Südwestrundfunk (SWR): Blickpunkt Europa, Dienstag, 2. April 2002 (Woche 14)

    Baden-Baden (ots) -      

    21.45    Blickpunkt Europa
                 Moderation: Ute Brucker
        
    Die Themen:
    
    Mit Wodka gesegnet - Osterreiten im polnischen Oppeln

    Angeblich wird der Sieger im darauf folgenden Jahr der reichste Bauer sein. Am Ostersonntag reiten sie im polnischen Oppeln um die Wette, ein Osterbrauch, malerisch und skurril. Zuerst zieht eine Prozession von über hundert Pferden durch den Wald und über die Äcker - diese werden mit Wodka gesegnet. Dann kommt das traditionelle Wettreiten. Angeblich stammt das Osterritual noch von den Sorben, die dort einmal lebten.          Von Polen verdrängt - Marokkanische Erntearbeiter in Spanien haben     osteuropäische Konkurrenz

    Zur Zeit werden Erdbeeren geerntet in Andalusien.
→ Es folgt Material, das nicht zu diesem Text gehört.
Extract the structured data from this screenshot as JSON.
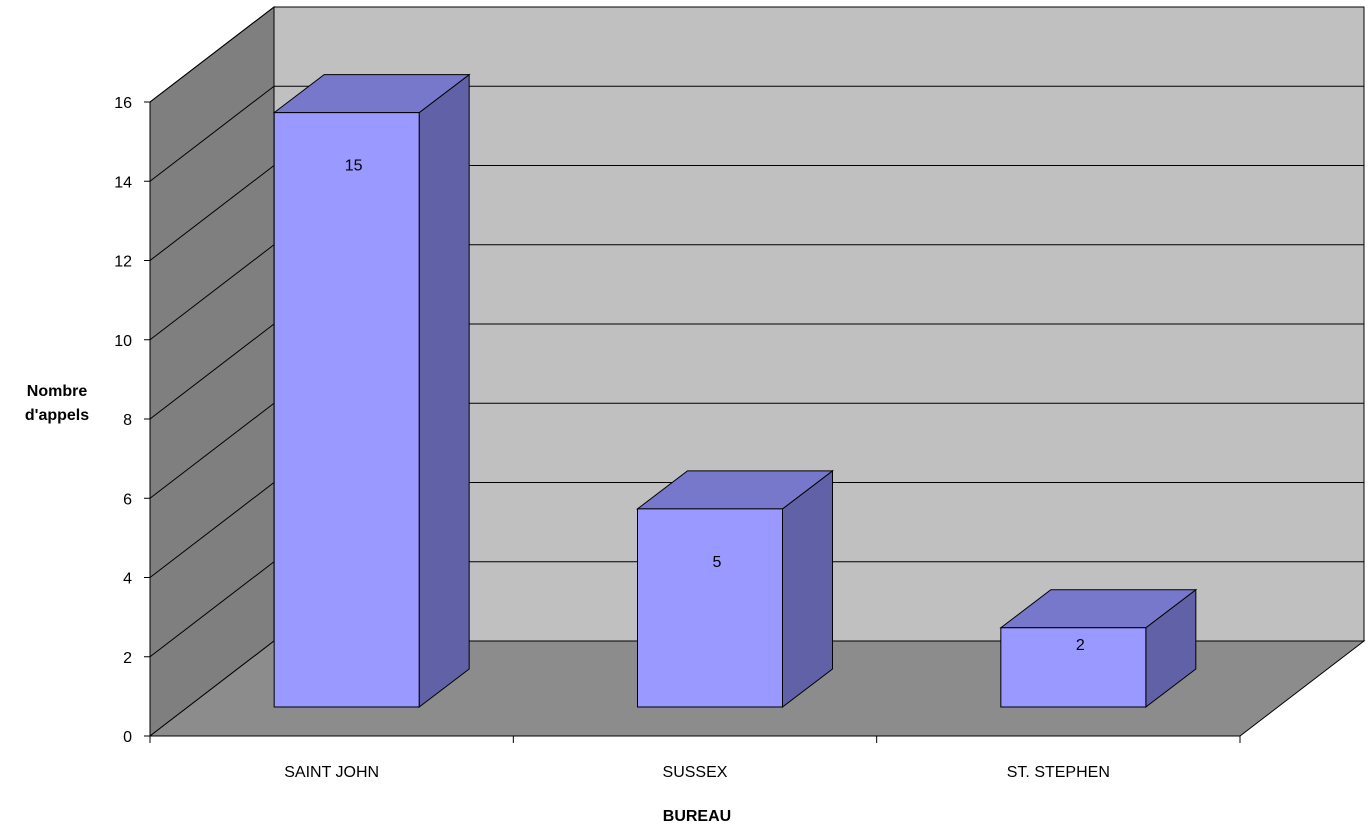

Die Spanier alleine schaffen die Arbeit nicht. Seit Jahren werden daher immer wieder Tausende von marokkanischen Hilfskräften angeheuert, die bei der Ernte helfen sollen. Dieses Jahr aber werden die Marokkaner offenbar nicht mehr gebraucht, denn die spanischen Landwirte haben Tausende von Polinnen angeheuert. Der Vorteil: Die Polinnen haben Papiere, die Marokkaner waren meistens illegal im Lande.          Von Bomben befreit - Taucher suchen in der Donau bei Novi Sad nach     NATO-Blindgängern

    Die Brücke war durch das Bombardement völlig zerstört worden. Aufgebaut ist sie immer noch nicht. Vor zwei Jahren hatten NATO-Angriffe die Slobodan-Brücke im nordserbischen Novi Sad innerhalb kurzer Zeit zum Einsturz gebracht. Aber nicht alle Raketen und Bomben der westlichen Allianz gegen Milosevic waren explodiert. Zahlreiche Blindgänger werden immer noch auf dem Boden der Donau vermutet. Jetzt suchen Taucher nach diesen Blindgängern, damit im Herbst der Wiederaufbau der Brücke gefahrlos begonnen werden kann.          Von allen guten Geistern verlassen - In Südfrankreich kann     jedermann mit Formel-1-Wagen herumrasen

    Es ist ein Freizeitvergnügen der besonderen Art. Atemberaubende
Beschleunigung, herzschlagstörendes Tempo, und dann die brutale
Bremserei. "Wum-wwuumm-wwwuuummm" verspricht der Werbeprospekt in
seltener Eloquenz. Ein Unternehmer aus Liechtenstein macht's möglich:
Auf einer Rennstrecke in der Nähe von Nizza können auch ganz
"normale" Menschen für teures Geld ein paar Minuten auf ausgedienten
Formel-1-Rennwagen fahren.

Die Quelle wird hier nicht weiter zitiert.